MU-MIMO Communications With MIMO Radar: From Co-Existence to Joint Transmission

874

Citations

34

References

2018

Year

TLDR

The authors propose beamforming techniques for a joint MIMO radar‑communication system in which a single device simultaneously serves as a radar and a communication base station, communicating with downlink users while detecting radar targets. They design two beamforming strategies—an antenna‑split scheme that places the radar signal in the null space of the downlink channel and a joint‑waveform scheme that shares a common waveform—optimizing the communication beamformer to match the radar beampattern, simplifying constraints with SINR penalty terms, and solving the weighted optimizations via efficient manifold algorithms. Numerical results show that the shared deployment outperforms the separated case significantly, and the proposed weighted optimizations achieve similar performance to the original optimizations with much lower computational complexity.

Abstract

Beamforming techniques are proposed for a joint multi-input-multi-output (MIMO) radar-communication (RadCom) system, where a single device acts as radar and a communication base station (BS) by simultaneously communicating with downlink users and detecting radar targets. Two operational options are considered, where we first split the antennas into two groups, one for radar and the other for communication. Under this deployment, the radar signal is designed to fall into the null-space of the downlink channel. The communication beamformer is optimized such that the beampattern obtained matches the radar's beampattern while satisfying the communication performance requirements. To reduce the optimizations' constraints, we consider a second operational option, where all the antennas transmit a joint waveform that is shared by both radar and communications. In this case, we formulate an appropriate probing beampattern, while guaranteeing the performance of the downlink communications.
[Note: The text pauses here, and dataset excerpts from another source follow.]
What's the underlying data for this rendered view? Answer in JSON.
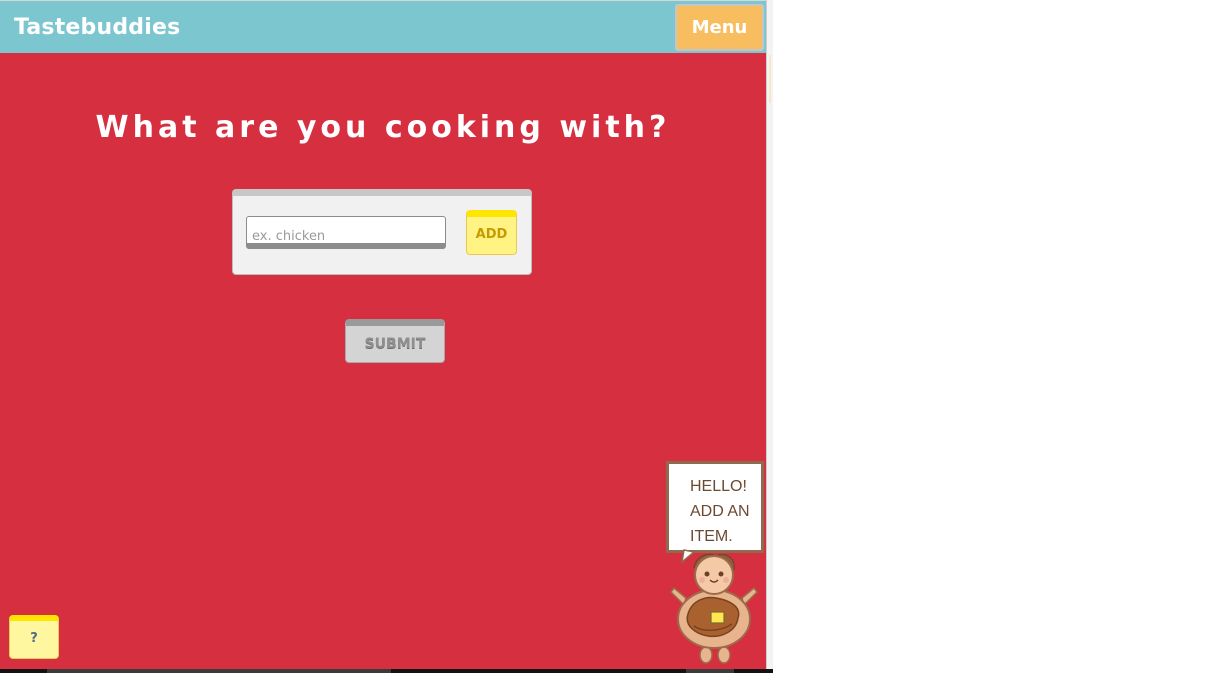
{
  "header": {
    "brand": "Tastebuddies",
    "menu_label": "Menu"
  },
  "main": {
    "heading": "What are you cooking with?",
    "ingredient_input": {
      "value": "",
      "placeholder": "ex. chicken"
    },
    "add_label": "ADD",
    "submit_label": "SUBMIT"
  },
  "help": {
    "label": "?"
  },
  "mascot": {
    "speech_lines": [
      "HELLO!",
      "ADD AN",
      "ITEM."
    ],
    "icon": "pancake-mascot-icon"
  },
  "colors": {
    "page_background": "#d62f40",
    "header_background": "#7cc6cf",
    "menu_button": "#f7bd5f",
    "add_button": "#fff384",
    "submit_button": "#d4d4d4",
    "help_button": "#fff79f"
  }
}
By incorporating the SINR constraints into objective functions as penalty terms, we further simplify the original beamforming designs to weighted optimizations, and solve them by efficient manifold algorithms. Numerical results show that the shared deployment outperforms the separated case significantly, and the proposed weighted optimizations achieve a similar performance to the original optimizations, despite their significantly lower computational complexity.